Lighting a route for hyperbolic dispersion
The propagation of light within a material is usually well defined, with the propagation described by scattering and dispersion. In artificially designed metamaterials and in anisotropic layered materials, the dispersion can be hyperbolic, giving rise to subwavelength confinement of the light. Sternbach et al. show that the hyperbolic dispersion can be optically switched on and off on demand in the layered transition metal dichalcogenide tungsten diselenide (see the Perspective by Deng and Chen). Illuminating the material with ultrafast pulses of sub-bandgap light creates a transient waveguide, resulting in hyperbolic dispersion in the material. The ability to tune the dispersion characteristics on demand using optical pumping is an effective approach for developing ultrafast switching photonic devices and controlling the propagation of light on the nanoscale.

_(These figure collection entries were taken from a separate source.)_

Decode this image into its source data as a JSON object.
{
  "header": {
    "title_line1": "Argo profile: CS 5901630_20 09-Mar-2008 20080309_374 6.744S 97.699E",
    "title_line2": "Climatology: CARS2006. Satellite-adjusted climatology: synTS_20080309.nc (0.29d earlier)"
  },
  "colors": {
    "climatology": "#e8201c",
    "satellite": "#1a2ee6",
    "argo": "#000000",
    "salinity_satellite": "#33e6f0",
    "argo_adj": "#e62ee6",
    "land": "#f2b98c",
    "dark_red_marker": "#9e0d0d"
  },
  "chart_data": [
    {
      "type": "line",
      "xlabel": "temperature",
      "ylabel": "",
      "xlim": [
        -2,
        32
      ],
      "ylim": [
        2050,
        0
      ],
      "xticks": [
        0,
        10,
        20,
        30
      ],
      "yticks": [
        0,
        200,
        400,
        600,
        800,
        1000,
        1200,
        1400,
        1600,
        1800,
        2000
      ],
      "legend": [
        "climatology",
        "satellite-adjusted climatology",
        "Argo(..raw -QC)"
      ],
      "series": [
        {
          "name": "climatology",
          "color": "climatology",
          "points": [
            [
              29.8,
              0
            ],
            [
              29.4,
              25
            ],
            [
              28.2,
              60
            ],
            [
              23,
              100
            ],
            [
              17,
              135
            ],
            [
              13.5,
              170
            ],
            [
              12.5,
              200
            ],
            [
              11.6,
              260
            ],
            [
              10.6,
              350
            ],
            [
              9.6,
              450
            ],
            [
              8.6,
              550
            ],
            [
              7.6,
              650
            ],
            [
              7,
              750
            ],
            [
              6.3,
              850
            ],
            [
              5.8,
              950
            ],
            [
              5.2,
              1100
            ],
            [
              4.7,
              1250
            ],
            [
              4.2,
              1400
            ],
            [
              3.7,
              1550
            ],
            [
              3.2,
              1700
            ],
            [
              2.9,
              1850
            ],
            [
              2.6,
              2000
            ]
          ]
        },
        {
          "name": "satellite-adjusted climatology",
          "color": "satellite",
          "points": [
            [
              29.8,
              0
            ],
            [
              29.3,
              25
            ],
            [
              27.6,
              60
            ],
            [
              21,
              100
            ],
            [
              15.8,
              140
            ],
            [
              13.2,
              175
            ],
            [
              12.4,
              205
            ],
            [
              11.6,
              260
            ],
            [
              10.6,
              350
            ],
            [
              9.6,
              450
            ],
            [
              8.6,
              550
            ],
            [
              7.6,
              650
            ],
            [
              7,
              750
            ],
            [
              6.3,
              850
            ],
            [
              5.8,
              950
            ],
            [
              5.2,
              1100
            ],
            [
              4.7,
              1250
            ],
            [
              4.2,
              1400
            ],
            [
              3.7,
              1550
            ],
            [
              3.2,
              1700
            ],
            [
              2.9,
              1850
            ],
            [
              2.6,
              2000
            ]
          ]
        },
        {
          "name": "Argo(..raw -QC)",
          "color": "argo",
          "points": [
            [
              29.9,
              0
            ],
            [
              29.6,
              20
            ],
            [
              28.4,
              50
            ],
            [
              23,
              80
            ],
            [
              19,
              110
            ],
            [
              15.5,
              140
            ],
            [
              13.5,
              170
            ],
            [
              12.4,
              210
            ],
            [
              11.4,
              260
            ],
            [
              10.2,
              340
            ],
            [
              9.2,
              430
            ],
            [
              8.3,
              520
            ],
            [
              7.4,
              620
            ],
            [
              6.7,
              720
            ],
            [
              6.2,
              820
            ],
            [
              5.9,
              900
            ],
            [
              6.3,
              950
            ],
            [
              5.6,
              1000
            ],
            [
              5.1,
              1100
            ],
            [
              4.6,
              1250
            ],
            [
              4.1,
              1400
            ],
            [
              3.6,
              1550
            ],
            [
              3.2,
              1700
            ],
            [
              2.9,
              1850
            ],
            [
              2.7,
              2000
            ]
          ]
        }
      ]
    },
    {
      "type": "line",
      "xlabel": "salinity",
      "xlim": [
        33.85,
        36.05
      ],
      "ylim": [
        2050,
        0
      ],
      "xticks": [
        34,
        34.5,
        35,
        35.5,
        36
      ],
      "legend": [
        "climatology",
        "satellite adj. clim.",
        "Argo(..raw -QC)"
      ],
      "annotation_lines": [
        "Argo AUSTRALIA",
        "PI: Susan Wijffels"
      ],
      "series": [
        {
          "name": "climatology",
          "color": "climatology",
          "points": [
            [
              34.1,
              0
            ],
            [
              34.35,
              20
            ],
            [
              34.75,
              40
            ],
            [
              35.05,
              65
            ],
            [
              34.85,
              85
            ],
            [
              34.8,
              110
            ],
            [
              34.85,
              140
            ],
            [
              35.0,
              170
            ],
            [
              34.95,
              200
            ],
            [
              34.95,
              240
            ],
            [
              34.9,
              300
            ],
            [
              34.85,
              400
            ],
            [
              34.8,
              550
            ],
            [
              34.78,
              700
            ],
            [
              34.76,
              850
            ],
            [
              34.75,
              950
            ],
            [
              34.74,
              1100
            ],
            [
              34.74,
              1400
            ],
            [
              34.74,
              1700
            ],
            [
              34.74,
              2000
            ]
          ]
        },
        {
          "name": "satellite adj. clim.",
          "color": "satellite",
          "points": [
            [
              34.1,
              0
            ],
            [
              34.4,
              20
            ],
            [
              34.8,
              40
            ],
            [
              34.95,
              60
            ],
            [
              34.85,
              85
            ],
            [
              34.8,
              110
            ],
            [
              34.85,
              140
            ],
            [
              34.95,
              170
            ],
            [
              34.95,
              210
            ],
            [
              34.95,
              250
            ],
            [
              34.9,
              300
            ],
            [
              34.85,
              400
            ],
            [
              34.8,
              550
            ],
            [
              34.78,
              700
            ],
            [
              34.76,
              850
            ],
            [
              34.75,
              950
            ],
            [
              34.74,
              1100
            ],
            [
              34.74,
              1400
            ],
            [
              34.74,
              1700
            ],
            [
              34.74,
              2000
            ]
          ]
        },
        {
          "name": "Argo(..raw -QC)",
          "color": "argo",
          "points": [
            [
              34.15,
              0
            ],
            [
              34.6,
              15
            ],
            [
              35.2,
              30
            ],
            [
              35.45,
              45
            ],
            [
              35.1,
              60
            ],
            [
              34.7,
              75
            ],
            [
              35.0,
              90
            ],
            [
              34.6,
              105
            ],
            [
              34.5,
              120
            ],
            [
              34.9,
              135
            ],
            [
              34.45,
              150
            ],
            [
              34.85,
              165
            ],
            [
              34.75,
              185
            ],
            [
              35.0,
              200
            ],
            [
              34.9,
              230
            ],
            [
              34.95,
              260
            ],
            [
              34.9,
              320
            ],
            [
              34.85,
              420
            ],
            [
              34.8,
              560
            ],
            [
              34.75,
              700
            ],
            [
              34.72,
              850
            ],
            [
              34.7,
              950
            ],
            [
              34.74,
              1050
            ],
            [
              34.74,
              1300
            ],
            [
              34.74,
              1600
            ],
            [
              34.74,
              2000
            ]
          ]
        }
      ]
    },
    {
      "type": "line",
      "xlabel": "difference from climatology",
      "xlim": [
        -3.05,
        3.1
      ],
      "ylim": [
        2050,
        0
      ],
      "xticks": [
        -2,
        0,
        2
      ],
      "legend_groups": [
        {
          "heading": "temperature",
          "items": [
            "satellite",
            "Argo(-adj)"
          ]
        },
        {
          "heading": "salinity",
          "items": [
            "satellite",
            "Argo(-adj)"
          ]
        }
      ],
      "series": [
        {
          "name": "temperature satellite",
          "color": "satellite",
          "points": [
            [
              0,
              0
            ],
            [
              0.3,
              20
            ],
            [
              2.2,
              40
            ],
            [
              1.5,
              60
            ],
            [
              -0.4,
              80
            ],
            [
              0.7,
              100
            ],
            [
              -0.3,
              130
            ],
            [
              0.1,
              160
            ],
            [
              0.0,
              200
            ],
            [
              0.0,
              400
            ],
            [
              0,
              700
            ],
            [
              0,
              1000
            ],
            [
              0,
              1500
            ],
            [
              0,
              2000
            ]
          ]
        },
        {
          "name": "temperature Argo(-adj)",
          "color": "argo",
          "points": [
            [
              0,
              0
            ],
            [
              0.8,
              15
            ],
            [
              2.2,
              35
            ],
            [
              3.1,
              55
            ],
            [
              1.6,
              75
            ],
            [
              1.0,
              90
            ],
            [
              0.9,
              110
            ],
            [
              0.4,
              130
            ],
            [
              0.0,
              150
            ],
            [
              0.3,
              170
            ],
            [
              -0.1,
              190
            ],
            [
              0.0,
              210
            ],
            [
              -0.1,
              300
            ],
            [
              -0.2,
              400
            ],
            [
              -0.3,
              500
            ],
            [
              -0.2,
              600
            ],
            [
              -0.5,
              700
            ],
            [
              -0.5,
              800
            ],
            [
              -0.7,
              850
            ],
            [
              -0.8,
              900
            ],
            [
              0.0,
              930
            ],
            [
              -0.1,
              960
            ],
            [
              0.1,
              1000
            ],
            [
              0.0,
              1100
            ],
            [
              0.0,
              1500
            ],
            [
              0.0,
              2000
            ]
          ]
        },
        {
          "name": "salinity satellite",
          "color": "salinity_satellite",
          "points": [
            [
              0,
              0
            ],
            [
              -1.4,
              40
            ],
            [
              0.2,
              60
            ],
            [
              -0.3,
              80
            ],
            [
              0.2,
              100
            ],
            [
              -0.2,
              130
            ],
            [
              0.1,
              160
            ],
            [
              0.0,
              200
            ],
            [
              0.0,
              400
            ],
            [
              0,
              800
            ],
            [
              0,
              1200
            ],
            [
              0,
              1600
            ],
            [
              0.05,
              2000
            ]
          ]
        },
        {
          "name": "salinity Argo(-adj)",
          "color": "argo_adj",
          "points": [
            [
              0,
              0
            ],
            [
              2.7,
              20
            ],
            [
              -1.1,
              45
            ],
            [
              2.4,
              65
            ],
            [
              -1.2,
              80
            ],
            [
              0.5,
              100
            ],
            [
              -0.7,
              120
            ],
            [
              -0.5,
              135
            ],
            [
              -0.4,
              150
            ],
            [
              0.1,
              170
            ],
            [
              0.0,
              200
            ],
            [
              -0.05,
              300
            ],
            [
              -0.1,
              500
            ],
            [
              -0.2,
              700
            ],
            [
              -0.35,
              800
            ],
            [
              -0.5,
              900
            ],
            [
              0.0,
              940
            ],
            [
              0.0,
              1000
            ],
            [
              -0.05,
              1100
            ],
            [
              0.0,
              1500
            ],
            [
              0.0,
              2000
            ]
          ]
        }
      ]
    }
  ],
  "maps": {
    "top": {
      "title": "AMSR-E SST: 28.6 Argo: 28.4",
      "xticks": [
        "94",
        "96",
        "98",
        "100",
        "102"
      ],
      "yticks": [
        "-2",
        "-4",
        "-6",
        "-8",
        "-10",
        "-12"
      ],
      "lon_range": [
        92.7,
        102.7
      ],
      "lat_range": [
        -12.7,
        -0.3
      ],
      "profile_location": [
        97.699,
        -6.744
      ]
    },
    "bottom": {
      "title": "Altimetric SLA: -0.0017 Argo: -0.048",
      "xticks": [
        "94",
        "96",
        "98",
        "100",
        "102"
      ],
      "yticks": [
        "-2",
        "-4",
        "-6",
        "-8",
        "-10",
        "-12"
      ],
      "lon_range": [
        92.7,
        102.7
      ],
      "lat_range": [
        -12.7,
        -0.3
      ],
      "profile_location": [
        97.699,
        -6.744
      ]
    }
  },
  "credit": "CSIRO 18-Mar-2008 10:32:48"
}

Collective electronic modes or lattice vibrations usually prohibit propagation of electromagnetic radiation through the bulk of common materials over a frequency range associated with these oscillations. However, this textbook tenet does not necessarily apply to layered crystals. Highly anisotropic materials often display nonintuitive optical properties and can permit propagation of subdiffractional waveguide modes, with hyperbolic dispersion, throughout their bulk. Here, we report on the observation of optically induced electronic hyperbolicity in the layered transition metal dichalcogenide tungsten diselenide (WSe2). We used photoexcitation to inject electron-hole pairs in WSe2 and then visualized, by transient nanoimaging, the hyperbolic rays that traveled along conical trajectories inside of the crystal. We establish here the signatures of programmable hyperbolic electrodynamics and assess the role of quantum transitions of excitons within the Rydberg series in the observed polaritonic response.